- Born: 1972 (age 53–54) England
- Occupations: Art dealer, photographer, curator, art activist
- Known for: Infrared landscape photography

= Catriona Fraser =

British photographer and art dealer

Catriona Fraser (born England 1972) is a British photographer and art dealer. She has lived in Washington, DC since 1996.

== Education ==
Fraser studied at the Plymouth College of Arts and Design in Plymouth, England, where at the time - at age 16, she was the youngest student ever admitted to the school's photography diploma course.

== Art Dealer ==
Fraser established the Fraser Gallery in the Georgetown neighborhood of Washington, DC in 1996 when she was 25 years old. She opened a second gallery in nearby Bethesda, Maryland, part of the Greater Washington, DC region in 2002. The galleries closed in 2011. During the years that they operated, the galleries established a significant presence in the region via their exhibitions. as well as internationally through their seminal and early employment of the then novel Internet to expand the gallery's reach and exhibitions. The galleries focused on contemporary realism and represented notable artists such as Tim Tate, David FeBland, Maxwell MacKenzie, F. Lennox Campello, Kris Kuksi, Chawky Frenn, Michael Janis, Sandra Ramos, Marta Maria Perez Bravo, Joyce Tenneson, Lida Moser and others.

== Photographer ==
Fraser herself is a photographer, and her work focused on black and white infrared photography of Scottish landscapes, medieval ruins and Pictish stone circles and standing stones. In 2002, The Washington Times art critic reported that "Catriona Fraser, who runs the Fraser Gallery and also makes remarkable photographs... She regularly returns to her native Scotland to shoot with infrared film for the haunting, mystical light she achieves." Also in 2002, the Washington City Paper art critic wrote "Fraser's grainy technique gloriously captures subtleties, from weathered stone in castle walls and turrets to fluffy, snowy textures one would not expect in clear skies."
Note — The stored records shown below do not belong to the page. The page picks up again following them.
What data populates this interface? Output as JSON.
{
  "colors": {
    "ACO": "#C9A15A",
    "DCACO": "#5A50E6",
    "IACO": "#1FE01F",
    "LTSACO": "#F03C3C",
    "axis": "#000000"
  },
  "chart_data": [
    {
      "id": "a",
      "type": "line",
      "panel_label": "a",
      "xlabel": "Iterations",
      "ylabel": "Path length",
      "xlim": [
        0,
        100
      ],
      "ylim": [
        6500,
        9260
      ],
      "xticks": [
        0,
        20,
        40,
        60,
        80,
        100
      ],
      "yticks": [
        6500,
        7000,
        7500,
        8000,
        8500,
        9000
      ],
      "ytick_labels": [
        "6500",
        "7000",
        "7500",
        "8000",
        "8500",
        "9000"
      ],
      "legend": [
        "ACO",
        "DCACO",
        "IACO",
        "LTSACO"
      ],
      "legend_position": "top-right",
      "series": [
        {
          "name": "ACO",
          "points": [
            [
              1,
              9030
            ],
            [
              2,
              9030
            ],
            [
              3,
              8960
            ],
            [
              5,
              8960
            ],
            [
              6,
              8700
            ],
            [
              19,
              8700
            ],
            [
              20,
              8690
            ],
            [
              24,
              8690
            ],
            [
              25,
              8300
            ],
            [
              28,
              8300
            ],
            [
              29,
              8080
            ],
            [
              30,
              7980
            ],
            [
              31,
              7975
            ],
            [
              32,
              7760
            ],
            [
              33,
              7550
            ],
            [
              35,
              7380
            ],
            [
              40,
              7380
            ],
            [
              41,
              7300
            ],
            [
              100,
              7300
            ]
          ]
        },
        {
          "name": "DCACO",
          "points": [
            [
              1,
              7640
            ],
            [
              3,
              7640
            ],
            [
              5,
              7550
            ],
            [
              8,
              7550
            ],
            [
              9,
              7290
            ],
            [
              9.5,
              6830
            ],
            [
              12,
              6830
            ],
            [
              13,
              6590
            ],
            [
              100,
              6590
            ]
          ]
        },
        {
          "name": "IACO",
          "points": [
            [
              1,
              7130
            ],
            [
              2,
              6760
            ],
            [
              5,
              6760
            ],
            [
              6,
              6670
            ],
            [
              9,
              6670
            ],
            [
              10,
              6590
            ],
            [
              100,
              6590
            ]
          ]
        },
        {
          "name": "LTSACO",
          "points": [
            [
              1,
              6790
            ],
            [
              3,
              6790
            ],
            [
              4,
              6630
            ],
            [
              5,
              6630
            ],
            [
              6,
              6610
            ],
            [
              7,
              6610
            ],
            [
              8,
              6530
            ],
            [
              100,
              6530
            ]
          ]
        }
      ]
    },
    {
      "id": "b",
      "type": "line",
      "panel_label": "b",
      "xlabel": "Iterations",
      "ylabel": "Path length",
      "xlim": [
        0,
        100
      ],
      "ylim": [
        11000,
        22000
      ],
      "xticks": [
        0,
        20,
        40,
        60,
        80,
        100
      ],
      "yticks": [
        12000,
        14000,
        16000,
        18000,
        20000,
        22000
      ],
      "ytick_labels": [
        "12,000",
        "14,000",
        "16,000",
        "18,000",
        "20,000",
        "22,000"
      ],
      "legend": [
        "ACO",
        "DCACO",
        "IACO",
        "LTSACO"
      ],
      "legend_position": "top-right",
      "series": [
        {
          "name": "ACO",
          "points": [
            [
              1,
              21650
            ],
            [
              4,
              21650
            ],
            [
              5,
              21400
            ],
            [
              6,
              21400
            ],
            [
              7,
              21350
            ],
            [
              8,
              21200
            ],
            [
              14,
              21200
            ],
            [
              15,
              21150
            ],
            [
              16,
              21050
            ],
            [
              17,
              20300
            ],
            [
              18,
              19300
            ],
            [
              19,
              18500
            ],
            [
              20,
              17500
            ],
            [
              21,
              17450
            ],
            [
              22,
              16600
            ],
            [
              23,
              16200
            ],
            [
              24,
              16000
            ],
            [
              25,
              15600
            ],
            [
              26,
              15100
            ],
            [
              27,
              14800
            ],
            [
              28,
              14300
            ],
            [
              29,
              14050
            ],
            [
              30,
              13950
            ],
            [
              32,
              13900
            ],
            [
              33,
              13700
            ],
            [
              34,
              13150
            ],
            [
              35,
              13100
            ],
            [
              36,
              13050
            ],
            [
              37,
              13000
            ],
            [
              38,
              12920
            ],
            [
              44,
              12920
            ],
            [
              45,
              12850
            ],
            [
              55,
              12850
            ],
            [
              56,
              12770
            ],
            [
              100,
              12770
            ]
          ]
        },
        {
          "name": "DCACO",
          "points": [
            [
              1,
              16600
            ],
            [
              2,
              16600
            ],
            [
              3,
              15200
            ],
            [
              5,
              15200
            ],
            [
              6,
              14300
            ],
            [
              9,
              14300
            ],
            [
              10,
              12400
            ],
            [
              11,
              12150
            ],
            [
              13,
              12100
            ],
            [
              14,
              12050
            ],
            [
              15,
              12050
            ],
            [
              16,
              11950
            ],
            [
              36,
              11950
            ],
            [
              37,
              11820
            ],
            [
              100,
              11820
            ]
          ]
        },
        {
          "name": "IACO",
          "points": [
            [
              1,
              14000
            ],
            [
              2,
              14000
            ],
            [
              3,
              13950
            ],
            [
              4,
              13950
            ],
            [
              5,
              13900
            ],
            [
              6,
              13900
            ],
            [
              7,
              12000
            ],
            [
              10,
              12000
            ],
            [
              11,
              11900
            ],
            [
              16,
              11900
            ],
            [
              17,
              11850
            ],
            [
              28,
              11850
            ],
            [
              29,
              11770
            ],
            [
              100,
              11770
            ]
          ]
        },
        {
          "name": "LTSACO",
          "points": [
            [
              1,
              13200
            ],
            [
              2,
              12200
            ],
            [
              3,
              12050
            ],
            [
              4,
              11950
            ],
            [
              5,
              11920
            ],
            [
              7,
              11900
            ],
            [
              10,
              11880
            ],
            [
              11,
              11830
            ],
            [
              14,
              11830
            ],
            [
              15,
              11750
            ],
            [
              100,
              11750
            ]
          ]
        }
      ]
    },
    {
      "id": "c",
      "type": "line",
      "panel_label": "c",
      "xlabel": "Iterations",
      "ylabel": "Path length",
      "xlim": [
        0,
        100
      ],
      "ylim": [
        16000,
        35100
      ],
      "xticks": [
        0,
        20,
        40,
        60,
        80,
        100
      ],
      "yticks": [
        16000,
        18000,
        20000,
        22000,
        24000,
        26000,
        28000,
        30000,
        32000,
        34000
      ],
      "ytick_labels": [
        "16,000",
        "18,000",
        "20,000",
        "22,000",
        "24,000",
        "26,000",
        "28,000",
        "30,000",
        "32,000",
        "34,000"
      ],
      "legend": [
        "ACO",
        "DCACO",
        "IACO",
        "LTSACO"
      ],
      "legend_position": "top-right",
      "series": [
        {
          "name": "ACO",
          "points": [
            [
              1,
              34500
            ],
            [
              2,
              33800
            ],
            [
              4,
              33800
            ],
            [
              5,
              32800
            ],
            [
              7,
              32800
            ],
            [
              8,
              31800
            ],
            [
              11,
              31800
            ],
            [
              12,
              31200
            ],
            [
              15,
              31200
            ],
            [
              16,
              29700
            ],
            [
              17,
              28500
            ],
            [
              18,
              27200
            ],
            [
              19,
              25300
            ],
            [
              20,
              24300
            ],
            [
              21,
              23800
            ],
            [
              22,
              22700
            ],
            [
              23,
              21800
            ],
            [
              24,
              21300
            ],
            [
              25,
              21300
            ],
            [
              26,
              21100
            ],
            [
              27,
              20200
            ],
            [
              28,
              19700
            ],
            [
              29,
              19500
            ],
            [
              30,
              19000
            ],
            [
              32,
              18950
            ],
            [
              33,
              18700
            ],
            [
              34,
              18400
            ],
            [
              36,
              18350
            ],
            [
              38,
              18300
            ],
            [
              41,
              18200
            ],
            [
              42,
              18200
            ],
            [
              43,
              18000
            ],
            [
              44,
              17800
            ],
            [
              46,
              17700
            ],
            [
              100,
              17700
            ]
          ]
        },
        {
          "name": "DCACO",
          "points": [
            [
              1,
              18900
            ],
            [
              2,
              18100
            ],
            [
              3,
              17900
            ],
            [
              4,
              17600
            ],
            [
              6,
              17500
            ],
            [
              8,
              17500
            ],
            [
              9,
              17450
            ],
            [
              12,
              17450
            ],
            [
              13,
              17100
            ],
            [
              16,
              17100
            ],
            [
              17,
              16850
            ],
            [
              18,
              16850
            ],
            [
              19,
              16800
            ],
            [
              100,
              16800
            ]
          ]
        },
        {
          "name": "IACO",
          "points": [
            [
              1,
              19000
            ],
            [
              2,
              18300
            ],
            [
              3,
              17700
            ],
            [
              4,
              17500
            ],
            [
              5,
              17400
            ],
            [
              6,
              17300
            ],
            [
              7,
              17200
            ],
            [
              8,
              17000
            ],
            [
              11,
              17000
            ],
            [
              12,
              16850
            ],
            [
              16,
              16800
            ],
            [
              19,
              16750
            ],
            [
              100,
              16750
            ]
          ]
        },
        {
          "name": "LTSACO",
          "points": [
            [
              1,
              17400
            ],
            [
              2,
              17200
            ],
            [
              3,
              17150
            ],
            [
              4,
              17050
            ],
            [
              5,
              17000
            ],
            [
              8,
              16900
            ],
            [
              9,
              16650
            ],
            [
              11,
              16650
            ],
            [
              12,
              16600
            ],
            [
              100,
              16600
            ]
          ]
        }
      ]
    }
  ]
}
In 1997 The Washington Post art critic wrote that "Her moody, evocative pictures won first prize for photography in the Northern Virginia Arts Festival in 1994 and 1995 and have proven popular at outdoor arts festivals across the United States. At her inaugural show, they sold well."

== Arts advocate and curator ==
Fraser is currently an arts lecturer, the chair of the annual Bethesda Painting Awards, an annual painting competition which awards $14,000 in prizes, and the annual Trawick Art Prize Competition - a fine arts competition which awards $10,000 to an artist from the DC, Maryland, and Virginia region. She is also the director of the annual Bethesda Fine Arts Festival, as well as an active curator.